Record the business requirement.
Record a test for this requirement.
Enter the code that passes the test.
The trick is that there are many dissimilar non-standard requirements that do not require rigorous testing.
Saving a database is not a requirement for a business. This is technical.
“activating a button in the GUI for any situation” is not a business requirement, it is part of the interface.
“backup” is not a business requirement; is it security or business continuity or something like that.
Consider a specific example.
The requirement is "You cannot borrow books until you pay your fines."
tests.
The code.
class FinesNotPaid( unittest.TestCase ): def setUp( self ):
These are business rules implemented by classes that are separate from your database and your GUI. These are application domain level classes.
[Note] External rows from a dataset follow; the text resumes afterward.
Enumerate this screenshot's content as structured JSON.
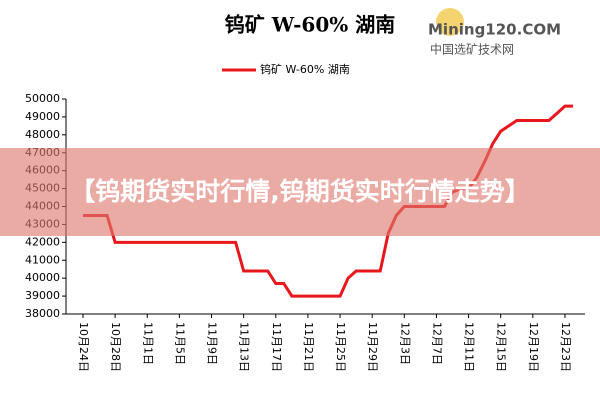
{
  "chart_data": {
    "type": "line",
    "title": "钨矿 W-60% 湖南",
    "categories": [
      "10月24日",
      null,
      null,
      null,
      "10月28日",
      null,
      null,
      null,
      "11月1日",
      null,
      null,
      null,
      "11月5日",
      null,
      null,
      null,
      "11月9日",
      null,
      null,
      null,
      "11月13日",
      null,
      null,
      null,
      "11月17日",
      null,
      null,
      null,
      "11月21日",
      null,
      null,
      null,
      "11月25日",
      null,
      null,
      null,
      "11月29日",
      null,
      null,
      null,
      "12月3日",
      null,
      null,
      null,
      "12月7日",
      null,
      null,
      null,
      "12月11日",
      null,
      null,
      null,
      "12月15日",
      null,
      null,
      null,
      "12月19日",
      null,
      null,
      null,
      "12月23日",
      null
    ],
    "series": [
      {
        "name": "钨矿 W-60% 湖南",
        "color": "#e8171b",
        "values": [
          43500,
          43500,
          43500,
          43500,
          42000,
          42000,
          42000,
          42000,
          42000,
          42000,
          42000,
          42000,
          42000,
          42000,
          42000,
          42000,
          42000,
          42000,
          42000,
          42000,
          40400,
          40400,
          40400,
          40400,
          39700,
          39700,
          39000,
          39000,
          39000,
          39000,
          39000,
          39000,
          39000,
          40000,
          40400,
          40400,
          40400,
          40400,
          42500,
          43500,
          44000,
          44000,
          44000,
          44000,
          44000,
          44000,
          44800,
          45000,
          45000,
          45600,
          46500,
          47500,
          48200,
          48500,
          48800,
          48800,
          48800,
          48800,
          48800,
          49200,
          49600,
          49600
        ]
      }
    ],
    "ylim": [
      38000,
      50000
    ],
    "yticks": [
      38000,
      39000,
      40000,
      41000,
      42000,
      43000,
      44000,
      45000,
      46000,
      47000,
      48000,
      49000,
      50000
    ],
    "grid": false
  },
  "watermark": {
    "logo": "Mining120.COM",
    "site": "中国选矿技术网"
  },
  "overlay": {
    "text": "【钨期货实时行情,钨期货实时行情走势】"
  }
}
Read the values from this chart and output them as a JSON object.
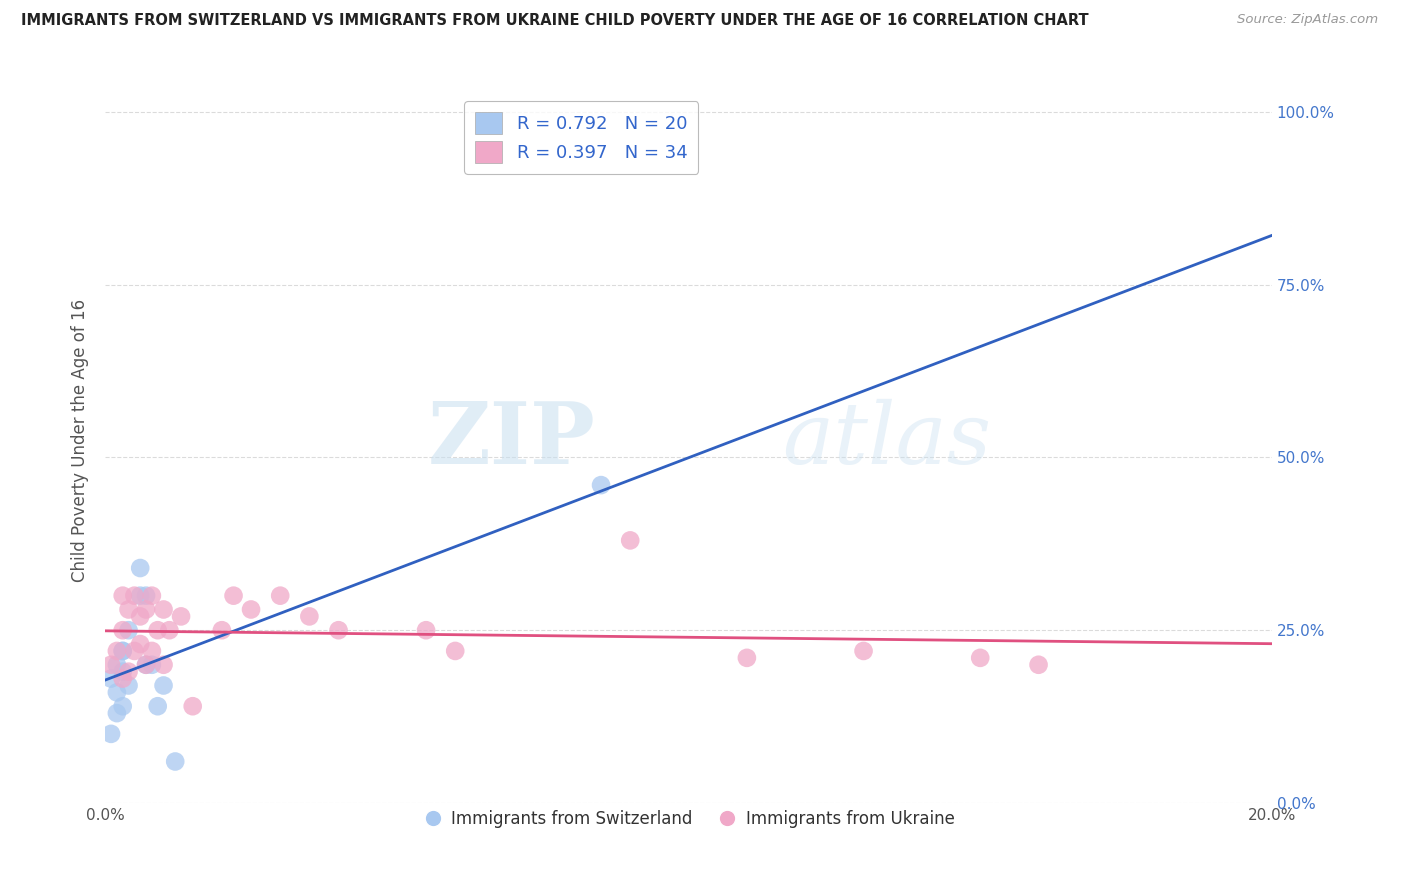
{
  "title": "IMMIGRANTS FROM SWITZERLAND VS IMMIGRANTS FROM UKRAINE CHILD POVERTY UNDER THE AGE OF 16 CORRELATION CHART",
  "source": "Source: ZipAtlas.com",
  "ylabel": "Child Poverty Under the Age of 16",
  "r_swiss": 0.792,
  "n_swiss": 20,
  "r_ukraine": 0.397,
  "n_ukraine": 34,
  "swiss_color": "#a8c8f0",
  "ukraine_color": "#f0a8c8",
  "swiss_line_color": "#3060c0",
  "ukraine_line_color": "#e05080",
  "background_color": "#ffffff",
  "grid_color": "#cccccc",
  "xlim": [
    0.0,
    0.2
  ],
  "ylim": [
    0.0,
    1.05
  ],
  "yticks": [
    0.0,
    0.25,
    0.5,
    0.75,
    1.0
  ],
  "ytick_labels_left": [
    "",
    "25.0%",
    "50.0%",
    "75.0%",
    "100.0%"
  ],
  "ytick_labels_right": [
    "0.0%",
    "25.0%",
    "50.0%",
    "75.0%",
    "100.0%"
  ],
  "xticks": [
    0.0,
    0.05,
    0.1,
    0.15,
    0.2
  ],
  "xtick_labels": [
    "0.0%",
    "",
    "",
    "",
    "20.0%"
  ],
  "swiss_x": [
    0.001,
    0.002,
    0.002,
    0.003,
    0.003,
    0.003,
    0.004,
    0.004,
    0.006,
    0.006,
    0.007,
    0.008,
    0.009,
    0.01,
    0.012,
    0.085,
    0.001,
    0.002,
    0.003,
    0.007
  ],
  "swiss_y": [
    0.18,
    0.2,
    0.13,
    0.22,
    0.19,
    0.14,
    0.25,
    0.17,
    0.34,
    0.3,
    0.3,
    0.2,
    0.14,
    0.17,
    0.06,
    0.46,
    0.1,
    0.16,
    0.22,
    0.2
  ],
  "ukraine_x": [
    0.001,
    0.002,
    0.003,
    0.003,
    0.004,
    0.005,
    0.005,
    0.006,
    0.006,
    0.007,
    0.007,
    0.008,
    0.008,
    0.009,
    0.01,
    0.01,
    0.011,
    0.013,
    0.015,
    0.02,
    0.022,
    0.025,
    0.03,
    0.035,
    0.04,
    0.055,
    0.06,
    0.09,
    0.11,
    0.13,
    0.15,
    0.16,
    0.003,
    0.004
  ],
  "ukraine_y": [
    0.2,
    0.22,
    0.18,
    0.25,
    0.19,
    0.3,
    0.22,
    0.27,
    0.23,
    0.2,
    0.28,
    0.22,
    0.3,
    0.25,
    0.28,
    0.2,
    0.25,
    0.27,
    0.14,
    0.25,
    0.3,
    0.28,
    0.3,
    0.27,
    0.25,
    0.25,
    0.22,
    0.38,
    0.21,
    0.22,
    0.21,
    0.2,
    0.3,
    0.28
  ],
  "watermark_zip": "ZIP",
  "watermark_atlas": "atlas"
}
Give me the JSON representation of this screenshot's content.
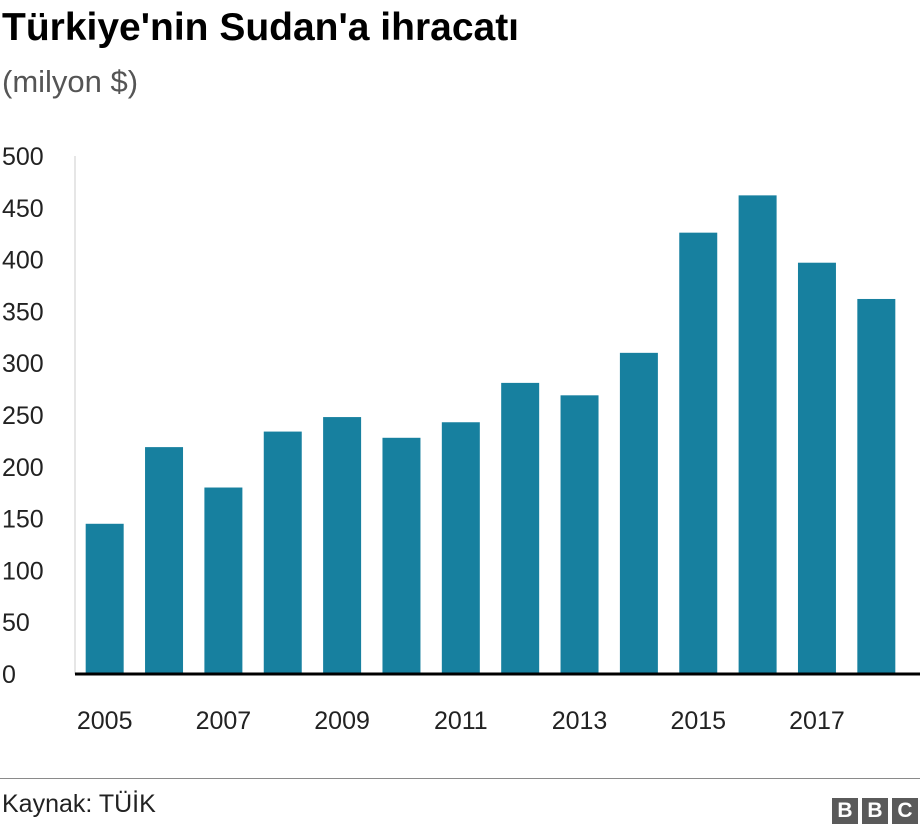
{
  "header": {
    "title": "Türkiye'nin Sudan'a ihracatı",
    "subtitle": "(milyon $)"
  },
  "footer": {
    "source": "Kaynak: TÜİK",
    "logo_letters": [
      "B",
      "B",
      "C"
    ]
  },
  "colors": {
    "bar": "#17809f",
    "axis": "#000000",
    "grid_axis": "#cccccc"
  },
  "chart_data": {
    "type": "bar",
    "title": "Türkiye'nin Sudan'a ihracatı",
    "ylabel": "(milyon $)",
    "xlabel": "",
    "categories": [
      "2005",
      "2006",
      "2007",
      "2008",
      "2009",
      "2010",
      "2011",
      "2012",
      "2013",
      "2014",
      "2015",
      "2016",
      "2017",
      "2018"
    ],
    "x_tick_labels": [
      "2005",
      "2007",
      "2009",
      "2011",
      "2013",
      "2015",
      "2017"
    ],
    "values": [
      145,
      219,
      180,
      234,
      248,
      228,
      243,
      281,
      269,
      310,
      426,
      462,
      397,
      362
    ],
    "ylim": [
      0,
      500
    ],
    "y_ticks": [
      0,
      50,
      100,
      150,
      200,
      250,
      300,
      350,
      400,
      450,
      500
    ],
    "grid": false,
    "legend": "none"
  }
}
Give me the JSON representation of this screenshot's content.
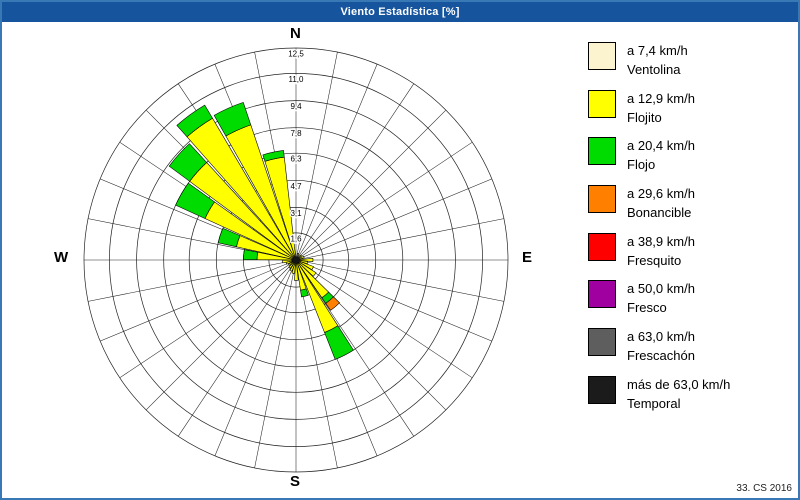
{
  "window": {
    "title": "Viento Estadística [%]"
  },
  "compass": {
    "north": "N",
    "east": "E",
    "south": "S",
    "west": "W"
  },
  "credit": "33. CS 2016",
  "chart_data": {
    "type": "bar",
    "subtype": "wind-rose-polar-stacked",
    "units": "%",
    "title": "Viento Estadística [%]",
    "rlim": [
      0,
      12.5
    ],
    "ring_values": [
      1.6,
      3.1,
      4.7,
      6.3,
      7.8,
      9.4,
      11.0,
      12.5
    ],
    "ring_labels": [
      "1,6",
      "3,1",
      "4,7",
      "6,3",
      "7,8",
      "9,4",
      "11,0",
      "12,5"
    ],
    "grid": {
      "on": true,
      "rings": 8,
      "spokes": 32
    },
    "center_marker": {
      "color": "#151515"
    },
    "categories": [
      {
        "speed": "a 7,4 km/h",
        "name": "Ventolina",
        "color": "#FCF4CE"
      },
      {
        "speed": "a 12,9 km/h",
        "name": "Flojito",
        "color": "#FFFF00"
      },
      {
        "speed": "a 20,4 km/h",
        "name": "Flojo",
        "color": "#00DC00"
      },
      {
        "speed": "a 29,6 km/h",
        "name": "Bonancible",
        "color": "#FF8000"
      },
      {
        "speed": "a 38,9 km/h",
        "name": "Fresquito",
        "color": "#FF0000"
      },
      {
        "speed": "a 50,0 km/h",
        "name": "Fresco",
        "color": "#A000A0"
      },
      {
        "speed": "a 63,0 km/h",
        "name": "Frescachón",
        "color": "#5E5E5E"
      },
      {
        "speed": "más de 63,0 km/h",
        "name": "Temporal",
        "color": "#1B1B1B"
      }
    ],
    "petals": [
      {
        "angle_deg": 348,
        "stack": [
          0.2,
          5.9,
          0.4
        ]
      },
      {
        "angle_deg": 336,
        "stack": [
          0.2,
          8.2,
          1.4
        ]
      },
      {
        "angle_deg": 324,
        "stack": [
          0.2,
          9.5,
          0.9
        ]
      },
      {
        "angle_deg": 312,
        "stack": [
          0.2,
          7.6,
          1.5
        ]
      },
      {
        "angle_deg": 300,
        "stack": [
          0.2,
          5.7,
          1.9
        ]
      },
      {
        "angle_deg": 288,
        "stack": [
          0.2,
          3.4,
          1.1
        ]
      },
      {
        "angle_deg": 276,
        "stack": [
          0.2,
          2.1,
          0.8
        ]
      },
      {
        "angle_deg": 140,
        "stack": [
          0.2,
          2.5,
          0.4,
          0.5
        ]
      },
      {
        "angle_deg": 153,
        "stack": [
          0.2,
          4.4,
          1.7
        ]
      },
      {
        "angle_deg": 166,
        "stack": [
          0.2,
          1.6,
          0.4
        ]
      },
      {
        "angle_deg": 179,
        "stack": [
          0.2,
          1.0
        ]
      },
      {
        "angle_deg": 192,
        "stack": [
          0.1,
          0.7
        ]
      },
      {
        "angle_deg": 205,
        "stack": [
          0.1,
          0.6
        ]
      },
      {
        "angle_deg": 220,
        "stack": [
          0.1,
          0.5
        ]
      },
      {
        "angle_deg": 236,
        "stack": [
          0.1,
          0.4
        ]
      },
      {
        "angle_deg": 251,
        "stack": [
          0.1,
          0.5
        ]
      },
      {
        "angle_deg": 263,
        "stack": [
          0.1,
          0.7
        ]
      },
      {
        "angle_deg": 90,
        "stack": [
          0.2,
          0.8
        ]
      },
      {
        "angle_deg": 103,
        "stack": [
          0.1,
          0.6
        ]
      },
      {
        "angle_deg": 116,
        "stack": [
          0.2,
          0.9
        ]
      },
      {
        "angle_deg": 128,
        "stack": [
          0.2,
          1.2
        ]
      },
      {
        "angle_deg": 20,
        "stack": [
          0.1,
          0.3
        ]
      },
      {
        "angle_deg": 48,
        "stack": [
          0.1,
          0.3
        ]
      },
      {
        "angle_deg": 70,
        "stack": [
          0.1,
          0.4
        ]
      }
    ]
  }
}
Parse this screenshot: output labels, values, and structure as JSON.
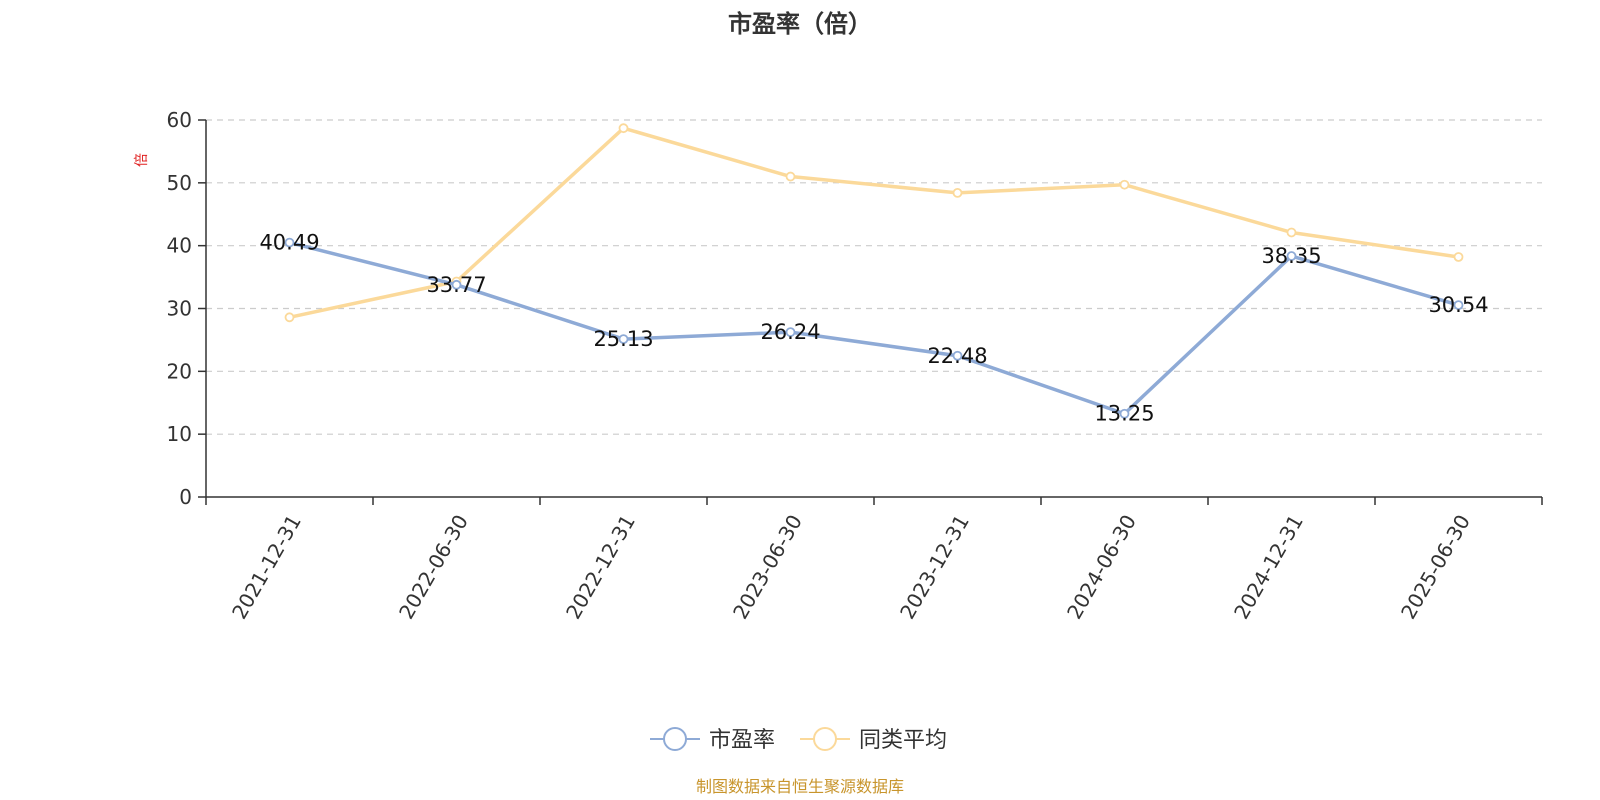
{
  "chart_data": {
    "type": "line",
    "title": "市盈率（倍）",
    "ylabel": "倍",
    "ylim": [
      0,
      60
    ],
    "yticks": [
      0,
      10,
      20,
      30,
      40,
      50,
      60
    ],
    "categories": [
      "2021-12-31",
      "2022-06-30",
      "2022-12-31",
      "2023-06-30",
      "2023-12-31",
      "2024-06-30",
      "2024-12-31",
      "2025-06-30"
    ],
    "series": [
      {
        "name": "市盈率",
        "color": "#8eaad6",
        "values": [
          40.49,
          33.77,
          25.13,
          26.24,
          22.48,
          13.25,
          38.35,
          30.54
        ],
        "show_labels": true
      },
      {
        "name": "同类平均",
        "color": "#fbd99a",
        "values": [
          28.6,
          34.3,
          58.7,
          51.0,
          48.4,
          49.7,
          42.1,
          38.2
        ],
        "show_labels": false
      }
    ],
    "grid": true,
    "legend": "bottom-center"
  },
  "source": "制图数据来自恒生聚源数据库",
  "colors": {
    "axis": "#333333",
    "grid": "#cccccc",
    "ylabel": "#e02020",
    "source": "#c8952c"
  }
}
Your CRUD rules are business rules. You need to test them. However, you do not need to check every database-related function. You need a few "can I create and save an object?" tests. You must believe that ORM, the data access layer, and the database really work. You do not write tests for exhaustive testing of built-in ORM functions.
Code coverage (100% or 80% or 10%) is pretty much pointless. Is software with tests with 80% code coverage actually 20% more likely to fail? This does not work. Testing every line of code does not cover every logical path, so stop worrying and start testing.
Check out business use cases. If they pass and there is unverified code, then - perhaps - you wrote too much code.